The music chimed to life, filling the air with an enchanting melody as the carousel began its journey. Spinning around faster and faster, the world blurred into a pastel panorama of lights and faces.
And amidst it all was Ella-her hair falling in waves, tousled by the wind, her lips stretched into an uncontrollable smile no matter how hard she tried to hide it. She was beautiful, and not just aesthetically. Her presence was a light that made even the scars in my past seem less painful.
As we spun in circles, I spotted the brass ring dispenser mounted next to the operator’s booth. A challenge for riders to grab as they passed by. I remembered hearing about it from friends when I was a kid. A ‘prize’ in a game I had never gotten the chance to play.
As we neared the dispenser, my hand reached out, timed to perfection, and I felt the cold brass slide onto my fingers. I turned to Ella and presented it to her.
“I got a prize for you,” I said, my voice teeming with a joy I had not felt in years.
She looked at the brass ring, then at me, her eyes twinkling like stars in a clear night sky. The carousel’s lights cast vibrant hues on her skin, accentuating her beauty in that instant. “You grabbed it! That’s… Thank you, Logan.”

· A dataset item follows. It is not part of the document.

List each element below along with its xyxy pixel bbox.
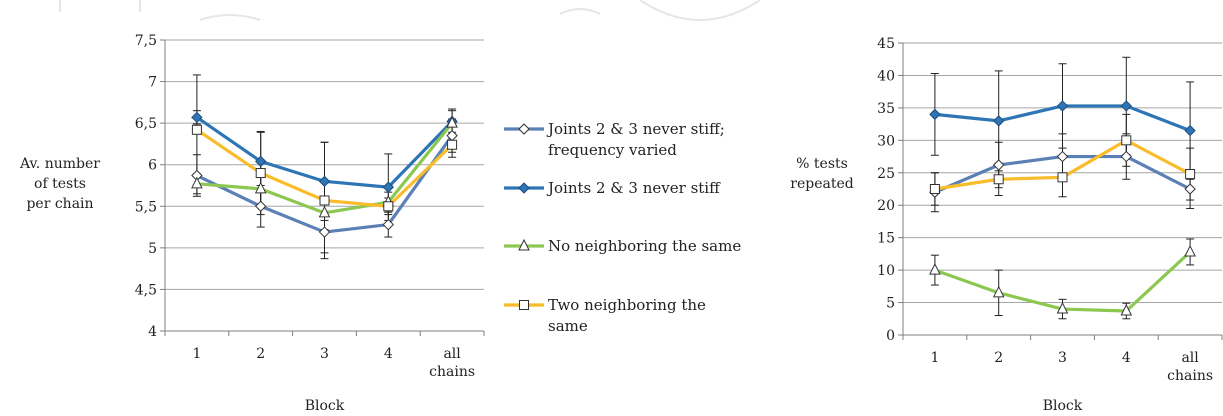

Her words, simple yet sincere, became the most significant prize of the night. The carousel continued its rotation, but in that moment, time felt irrelevant. Everything seemed to pause, allowing us to exist in a vacuum where the weight of my past didn’t drag me down.
As the carousel continued to spin, the rest of the world seemed to blur away. Here I was, an ‘Alpha’ according to my father’s rigid definitions, engaging in an act he would have considered frivolous.
But the strength I felt in this ‘frivolity’, the healing it brought me, and the happiness it brought to both of us, felt like a defiant stand against every toxic notion he ever implanted in me.
I looked at Ella’s smiling face, still captivated by her new brass ring, and realized that the real prize wasn’t the piece of metal in her hand; it was seeing her like this, free and beautiful and smiling so wide I was certain her face would split right open.
As the carousel began to slow, coming to the end of its cycle, Ella turned to me, her face somehow more radiant than I had ever seen it before.
“Well?” she asked, sliding down off of her horse, her hair tousled from the wind and her cheeks rosy from the cold. “How did you enjoy your first carousel ride, Mr. Barrett?”